The most innovative contribution was to identify that for periods from 36 to 48 months, there is a distinction between the phase differences recorded with the IDEAM data and those of CHIRPS, and that this does not exist when both the precipitation and indices data contains satellite information.
Considering that there are two more extensive databases, more wavelet coherence between the ENSO indices was computed, the graphs in Figure 16 count the percent of spectra with each of the seven sectors chosen concerning the total of stations, which were 300 with IDEAM data and 1250 with CHIRPS. Figure 16 helps to visualize that the structure of wavelet coherence at the national level is similar both with the Pacific SST series and with the other indices. The main differences lie in the phase difference between the signals, which varies according to the database. Future work consists of expanding the scope to the whole country, finding an explanation for the change in the phase difference with the satellite data, and performing a wavelet analysis filtering bands of specific periods related to ENSO and for particular seasons where the influence is maximum like December-February.
Fig. 16 Percentage of stations that presented the seven sectors described in Table IV with significant periodicities at 5%. Left: Data from IDEAM, Right: CHIR.
4. Conclusions
The purpose of exploring non-linear aspects of the ENSO-precipitation relationship is achieved by wavelet coherence analysis. The reasons for the non-linear character of the influence of ENSO on the climate variability of different regions have been attributed to the superposition of the ENSO signal with other large-scale oscillations and the influence of the longitudinal position of ENSO on the type of ocean-atmospheric response. The spectra obtained show the ENSO-precipitation relationship and also that wavelet coherence and phase difference change from one index to another. Results also indicate that the ENSO-precipitation relationship is diferent for each estation.
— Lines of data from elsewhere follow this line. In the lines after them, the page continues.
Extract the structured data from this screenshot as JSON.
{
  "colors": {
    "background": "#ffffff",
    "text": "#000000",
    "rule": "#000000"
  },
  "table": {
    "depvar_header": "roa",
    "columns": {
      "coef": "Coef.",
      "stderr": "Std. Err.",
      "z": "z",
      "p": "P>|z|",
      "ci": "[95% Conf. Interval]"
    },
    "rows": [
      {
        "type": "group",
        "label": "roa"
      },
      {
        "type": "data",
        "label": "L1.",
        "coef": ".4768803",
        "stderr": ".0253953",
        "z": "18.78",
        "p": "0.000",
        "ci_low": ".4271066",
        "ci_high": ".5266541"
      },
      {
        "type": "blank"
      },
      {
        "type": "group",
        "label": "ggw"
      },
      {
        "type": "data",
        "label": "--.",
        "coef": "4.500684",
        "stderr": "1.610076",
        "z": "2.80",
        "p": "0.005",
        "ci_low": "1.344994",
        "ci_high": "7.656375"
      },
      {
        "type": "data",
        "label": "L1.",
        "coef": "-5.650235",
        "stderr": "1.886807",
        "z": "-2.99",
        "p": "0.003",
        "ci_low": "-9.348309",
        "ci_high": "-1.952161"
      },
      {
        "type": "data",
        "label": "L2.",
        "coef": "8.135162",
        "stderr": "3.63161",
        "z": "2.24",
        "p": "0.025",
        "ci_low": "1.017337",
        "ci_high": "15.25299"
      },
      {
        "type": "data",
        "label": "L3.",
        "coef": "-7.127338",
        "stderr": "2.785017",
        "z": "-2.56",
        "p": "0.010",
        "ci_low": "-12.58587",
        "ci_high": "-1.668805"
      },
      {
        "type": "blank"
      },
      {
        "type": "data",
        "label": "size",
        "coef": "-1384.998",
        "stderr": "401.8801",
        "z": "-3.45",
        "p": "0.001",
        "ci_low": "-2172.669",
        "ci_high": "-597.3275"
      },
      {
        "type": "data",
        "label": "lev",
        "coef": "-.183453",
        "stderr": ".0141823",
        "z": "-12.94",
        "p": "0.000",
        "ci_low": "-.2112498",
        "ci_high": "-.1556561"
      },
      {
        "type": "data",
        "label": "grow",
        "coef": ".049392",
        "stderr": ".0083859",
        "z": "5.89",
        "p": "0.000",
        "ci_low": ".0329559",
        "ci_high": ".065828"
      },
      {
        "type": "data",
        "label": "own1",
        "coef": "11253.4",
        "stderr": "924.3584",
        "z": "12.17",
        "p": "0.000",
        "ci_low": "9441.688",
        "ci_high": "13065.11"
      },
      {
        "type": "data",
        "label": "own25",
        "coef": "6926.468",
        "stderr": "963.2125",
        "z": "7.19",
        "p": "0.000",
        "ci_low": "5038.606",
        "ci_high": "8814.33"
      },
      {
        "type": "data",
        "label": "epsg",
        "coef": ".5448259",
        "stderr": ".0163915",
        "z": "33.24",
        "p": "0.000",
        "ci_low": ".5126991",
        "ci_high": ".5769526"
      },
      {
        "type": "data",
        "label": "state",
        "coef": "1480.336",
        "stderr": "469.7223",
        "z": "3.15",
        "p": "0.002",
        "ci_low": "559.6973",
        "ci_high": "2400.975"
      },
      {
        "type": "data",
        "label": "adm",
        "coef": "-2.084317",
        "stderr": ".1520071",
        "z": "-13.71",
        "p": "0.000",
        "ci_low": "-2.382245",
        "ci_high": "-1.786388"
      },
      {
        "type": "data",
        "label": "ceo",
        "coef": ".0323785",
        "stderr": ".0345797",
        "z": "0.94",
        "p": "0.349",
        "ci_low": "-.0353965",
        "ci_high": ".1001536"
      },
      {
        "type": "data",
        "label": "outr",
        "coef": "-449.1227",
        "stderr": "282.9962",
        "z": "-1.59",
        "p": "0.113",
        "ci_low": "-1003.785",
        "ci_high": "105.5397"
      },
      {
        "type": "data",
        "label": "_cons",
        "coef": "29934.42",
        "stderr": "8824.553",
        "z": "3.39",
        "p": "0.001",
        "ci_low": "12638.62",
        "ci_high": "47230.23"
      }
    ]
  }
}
In the spectra, sectors of lower and higher frequency than those associated with ENSO are also visible and can be related to other climate oscillations not yet explored. The results show that ENSO years are reflected in the precipitation as periods of rainfall deficit or excess, also that precipitation is organized in bands and that most of their variance is explained by the 2-8-year scales. The most significant sectors are those that cover El Niño events, while sectors are smaller during La Niña, implying that impacts on precipitation tend to persist longer during warm events. The location of the seven most recurring sectors coincides with times in which the greatest rainfall anomalies in Colombia have occurred, and which have been associated respectively with El Niño event of 1997-1998, La Niña of 2010-2011, El Niño of 1982-1983, and La Niña of 1988-1989. Spectra also diplay, for the annual cycle, changes in the phase difference between SST of different regions and precipitation. The most influenced site have been La Esperanza y Matitas, followed by Mesopotamia y Mompos, while Cimitarra and Iser Pamplona have less influence. The indices with which significant coherence was maxima were Niño 3, ONI and BEST. The comparation of results using two different datasets (IDEAM and CHIRPS) showed that the coherence structure was similar but found discrepancies of in the phase difference in particular between 36 and 48 months.